住宅の値段は?そして誰が住んでいるのか?

 一般的に、ガレージ住宅は長期的―少なくとも1シーズン以上貸し出される。とはいえ、観光客向けに週末1日だけ貸し出す場合もある。

 エヴゲーニヤさんは、「ちなみに、ここでは貸せるものはなんでも貸し出しています。需要があれば、にわとり小屋さえも貸してもらえます。とくに海のすぐ近くにあれば、本当になんでも借りることができます」と書いている。

 しかも、こうした住宅の値段はけして安くはなく、同じくらいの面積のアパートと変わらないほどの値段であることもある。たとえば、このようなガレージの一室(1階)を購入するには150万ルーブル(およそ220万円)。2階分、3階分となると、600万ルーブルから1,000万ルーブル(およそ900万円〜1,500万円)にもなる。

 ここに住んでいるのは、他の都市、他の地域からやってきた人々、出稼ぎ労働者、学生、お金のない観光客、あるいは数年で「海辺のペントハウス」を作りあげることに成功したガレージの所有者自身である。

「すべて吹き飛んでしまうかもしれない」 

 ファヴェーラでは犯罪はそれほど横行していないものの、住居登録のない人々が暮らしていることから、「グレーゾーン」と化している。ソチ内務省のアレクサンドル・ルノフ広報部長は、ファヴェーラでは警察の立ち入り捜査が定期的に行われていると述べている。「いわゆる「ゴムの部屋」(1部屋に一般的には不法に10〜20人が住んでいる)があるのは有名です。また犯罪者の巣窟が発見されることもあります。また中央アジア諸国から来ている出稼ぎ労働者たちの溜まり場になっていることもあります。そのような人が、ガレージを住宅として貸し出しているオーナーから物を盗むということ事件もあります」。

 またファヴェーラは地元の住民たちにも懸念を呼んでいる。「ファヴェーラはもちろん、そこで作られているものはすべて、ありとあらゆる法や規定に違反するものであり、常識を覆すものです」と書いているのはDsmiollaCnewsさん。「あのような場所に住むのはただ危険なのではなく、きわめて危険なことです。地震が多発する地域の中にガスボンベを置いたりしているのですから。耐震検査など誰も一度もやったことがないのです。

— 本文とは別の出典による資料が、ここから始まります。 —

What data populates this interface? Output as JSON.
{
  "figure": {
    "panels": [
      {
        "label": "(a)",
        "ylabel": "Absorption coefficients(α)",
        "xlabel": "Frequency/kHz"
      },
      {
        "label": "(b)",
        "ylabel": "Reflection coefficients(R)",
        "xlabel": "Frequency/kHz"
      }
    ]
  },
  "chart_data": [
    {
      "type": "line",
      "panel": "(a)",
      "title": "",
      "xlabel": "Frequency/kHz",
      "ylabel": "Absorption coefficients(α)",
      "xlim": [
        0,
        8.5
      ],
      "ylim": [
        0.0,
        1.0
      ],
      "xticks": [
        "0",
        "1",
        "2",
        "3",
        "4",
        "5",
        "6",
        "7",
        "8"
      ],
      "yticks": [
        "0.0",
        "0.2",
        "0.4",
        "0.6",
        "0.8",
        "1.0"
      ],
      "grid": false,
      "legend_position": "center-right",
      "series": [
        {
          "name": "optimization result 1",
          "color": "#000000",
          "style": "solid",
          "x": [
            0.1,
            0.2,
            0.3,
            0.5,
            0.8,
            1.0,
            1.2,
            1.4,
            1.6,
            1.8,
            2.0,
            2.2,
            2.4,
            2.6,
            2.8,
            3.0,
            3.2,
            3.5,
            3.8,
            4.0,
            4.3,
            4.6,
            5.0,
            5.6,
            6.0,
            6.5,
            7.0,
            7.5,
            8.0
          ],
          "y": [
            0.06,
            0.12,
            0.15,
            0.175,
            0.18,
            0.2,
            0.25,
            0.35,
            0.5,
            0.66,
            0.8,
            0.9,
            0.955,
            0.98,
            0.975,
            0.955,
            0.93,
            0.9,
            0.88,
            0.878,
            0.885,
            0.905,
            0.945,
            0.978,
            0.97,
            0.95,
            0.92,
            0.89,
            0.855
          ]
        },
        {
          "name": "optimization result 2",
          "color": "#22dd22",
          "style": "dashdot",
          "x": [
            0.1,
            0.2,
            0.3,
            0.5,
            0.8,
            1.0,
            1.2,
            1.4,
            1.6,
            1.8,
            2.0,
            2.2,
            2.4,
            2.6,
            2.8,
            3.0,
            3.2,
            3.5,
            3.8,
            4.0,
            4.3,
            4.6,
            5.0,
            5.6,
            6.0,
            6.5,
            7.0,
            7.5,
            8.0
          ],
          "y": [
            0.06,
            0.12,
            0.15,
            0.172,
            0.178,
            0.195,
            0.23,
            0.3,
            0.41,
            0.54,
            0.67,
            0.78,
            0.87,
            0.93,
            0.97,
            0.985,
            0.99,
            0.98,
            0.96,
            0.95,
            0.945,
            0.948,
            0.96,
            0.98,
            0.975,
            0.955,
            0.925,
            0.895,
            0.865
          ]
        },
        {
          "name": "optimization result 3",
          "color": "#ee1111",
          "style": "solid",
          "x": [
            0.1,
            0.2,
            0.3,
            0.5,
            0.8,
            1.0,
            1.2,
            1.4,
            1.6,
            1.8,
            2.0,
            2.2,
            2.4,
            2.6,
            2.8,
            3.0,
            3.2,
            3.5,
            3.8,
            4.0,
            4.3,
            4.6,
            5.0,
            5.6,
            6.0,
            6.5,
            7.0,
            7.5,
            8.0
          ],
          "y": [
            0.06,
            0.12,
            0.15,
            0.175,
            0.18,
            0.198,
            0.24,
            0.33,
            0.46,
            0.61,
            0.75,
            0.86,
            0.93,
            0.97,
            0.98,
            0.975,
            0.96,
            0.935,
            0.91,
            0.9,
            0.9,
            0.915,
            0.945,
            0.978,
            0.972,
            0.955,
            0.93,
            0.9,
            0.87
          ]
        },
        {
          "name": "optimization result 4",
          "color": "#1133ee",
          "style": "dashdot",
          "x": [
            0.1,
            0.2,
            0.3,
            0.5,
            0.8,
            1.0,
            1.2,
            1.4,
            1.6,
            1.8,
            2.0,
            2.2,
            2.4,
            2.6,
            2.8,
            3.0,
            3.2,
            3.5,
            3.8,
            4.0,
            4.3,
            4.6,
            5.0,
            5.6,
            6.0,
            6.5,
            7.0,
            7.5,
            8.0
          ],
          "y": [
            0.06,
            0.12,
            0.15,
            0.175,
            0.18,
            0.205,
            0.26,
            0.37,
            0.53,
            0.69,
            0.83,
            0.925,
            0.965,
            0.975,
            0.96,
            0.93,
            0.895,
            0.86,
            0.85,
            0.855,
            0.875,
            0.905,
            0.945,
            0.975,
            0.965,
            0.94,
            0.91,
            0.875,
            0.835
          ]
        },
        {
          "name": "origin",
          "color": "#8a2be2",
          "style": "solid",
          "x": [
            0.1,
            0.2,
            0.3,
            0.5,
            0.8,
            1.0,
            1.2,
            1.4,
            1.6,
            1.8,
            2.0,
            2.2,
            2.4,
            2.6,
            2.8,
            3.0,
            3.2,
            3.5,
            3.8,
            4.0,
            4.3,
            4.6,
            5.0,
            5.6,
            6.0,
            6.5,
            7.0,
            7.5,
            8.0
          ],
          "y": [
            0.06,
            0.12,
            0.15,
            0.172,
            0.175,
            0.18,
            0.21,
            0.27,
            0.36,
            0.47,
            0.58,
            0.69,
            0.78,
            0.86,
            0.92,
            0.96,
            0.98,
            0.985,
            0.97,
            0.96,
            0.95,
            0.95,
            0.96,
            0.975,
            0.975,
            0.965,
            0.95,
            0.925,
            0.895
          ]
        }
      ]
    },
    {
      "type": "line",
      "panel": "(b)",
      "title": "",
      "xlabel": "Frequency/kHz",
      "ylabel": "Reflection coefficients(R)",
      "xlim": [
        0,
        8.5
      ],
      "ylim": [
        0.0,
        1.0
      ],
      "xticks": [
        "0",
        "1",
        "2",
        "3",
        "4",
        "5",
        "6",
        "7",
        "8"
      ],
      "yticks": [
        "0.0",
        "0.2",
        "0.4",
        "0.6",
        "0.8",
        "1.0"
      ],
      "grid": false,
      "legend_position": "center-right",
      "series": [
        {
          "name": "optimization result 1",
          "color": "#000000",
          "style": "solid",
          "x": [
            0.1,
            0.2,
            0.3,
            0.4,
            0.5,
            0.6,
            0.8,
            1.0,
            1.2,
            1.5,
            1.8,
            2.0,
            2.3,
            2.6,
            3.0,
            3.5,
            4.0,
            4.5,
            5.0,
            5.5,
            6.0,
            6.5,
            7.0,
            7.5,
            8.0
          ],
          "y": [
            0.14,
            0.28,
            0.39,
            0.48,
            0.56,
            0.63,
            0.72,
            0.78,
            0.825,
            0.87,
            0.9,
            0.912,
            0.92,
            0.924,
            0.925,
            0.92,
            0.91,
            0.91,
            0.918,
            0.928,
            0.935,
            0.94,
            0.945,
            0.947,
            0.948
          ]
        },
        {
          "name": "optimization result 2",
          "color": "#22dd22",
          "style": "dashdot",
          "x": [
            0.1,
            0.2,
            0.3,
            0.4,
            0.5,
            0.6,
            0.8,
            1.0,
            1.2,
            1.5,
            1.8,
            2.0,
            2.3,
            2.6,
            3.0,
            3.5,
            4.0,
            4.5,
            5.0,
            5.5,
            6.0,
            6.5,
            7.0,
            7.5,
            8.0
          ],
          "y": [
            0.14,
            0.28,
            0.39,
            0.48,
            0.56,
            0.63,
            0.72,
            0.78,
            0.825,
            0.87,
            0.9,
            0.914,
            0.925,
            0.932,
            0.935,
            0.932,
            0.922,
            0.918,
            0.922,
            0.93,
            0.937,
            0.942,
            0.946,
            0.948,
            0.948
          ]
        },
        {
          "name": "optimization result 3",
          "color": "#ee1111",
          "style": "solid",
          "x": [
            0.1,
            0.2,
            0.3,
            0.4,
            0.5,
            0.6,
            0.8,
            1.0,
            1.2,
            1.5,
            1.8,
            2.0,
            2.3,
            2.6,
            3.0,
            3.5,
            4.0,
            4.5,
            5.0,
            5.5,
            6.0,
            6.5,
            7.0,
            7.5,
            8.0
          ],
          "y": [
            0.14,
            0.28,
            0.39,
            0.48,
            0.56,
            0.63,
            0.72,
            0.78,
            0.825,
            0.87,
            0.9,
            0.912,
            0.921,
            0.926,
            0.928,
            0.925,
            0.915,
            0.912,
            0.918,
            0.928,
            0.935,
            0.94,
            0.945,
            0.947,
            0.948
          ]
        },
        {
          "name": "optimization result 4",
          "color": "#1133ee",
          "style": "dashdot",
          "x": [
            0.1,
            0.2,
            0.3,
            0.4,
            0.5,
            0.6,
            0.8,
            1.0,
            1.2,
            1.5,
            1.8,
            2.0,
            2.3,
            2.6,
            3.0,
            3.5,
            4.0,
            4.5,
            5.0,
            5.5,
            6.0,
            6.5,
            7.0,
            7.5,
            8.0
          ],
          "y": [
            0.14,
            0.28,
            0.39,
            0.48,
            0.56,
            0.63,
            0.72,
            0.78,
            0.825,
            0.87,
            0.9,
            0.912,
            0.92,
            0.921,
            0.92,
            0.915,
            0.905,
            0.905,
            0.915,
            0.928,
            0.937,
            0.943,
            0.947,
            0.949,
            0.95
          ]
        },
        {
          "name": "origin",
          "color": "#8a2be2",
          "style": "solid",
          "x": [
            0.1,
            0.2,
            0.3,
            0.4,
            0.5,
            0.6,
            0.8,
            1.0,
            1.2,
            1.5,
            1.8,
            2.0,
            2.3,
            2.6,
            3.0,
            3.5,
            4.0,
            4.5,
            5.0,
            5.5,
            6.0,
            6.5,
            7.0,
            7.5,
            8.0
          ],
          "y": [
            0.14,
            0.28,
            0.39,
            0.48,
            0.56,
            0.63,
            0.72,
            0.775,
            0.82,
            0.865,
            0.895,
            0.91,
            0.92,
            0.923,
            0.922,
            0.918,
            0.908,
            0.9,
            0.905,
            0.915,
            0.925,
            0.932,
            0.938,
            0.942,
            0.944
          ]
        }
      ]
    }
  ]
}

 すべてが吹き飛んでしまう可能性があります。いつなんどき、崩壊したり、焼けてしまうかわかりません。しかも消火のための水もなく、建物への接近路もなく、作業するためのスペースもありません。当然、住居登録もできないため、年金の申請をしたり、郵便を受け取ったりすることもできないのです」。

 ソチ市は、このファヴェーラの問題をもう何十年も解決できずにいる。これらは個人の所有物であり、簡単に処分することはできない一方で、建物は本来の目的には使われていない。ファヴェーラの住人たちは、いつか、いわゆる「ガレージ大赦」が出され、ガレージを住居として登録できるようになる日がくるのを待っている。これに関する法案はすでに議会の第二読会を通過している。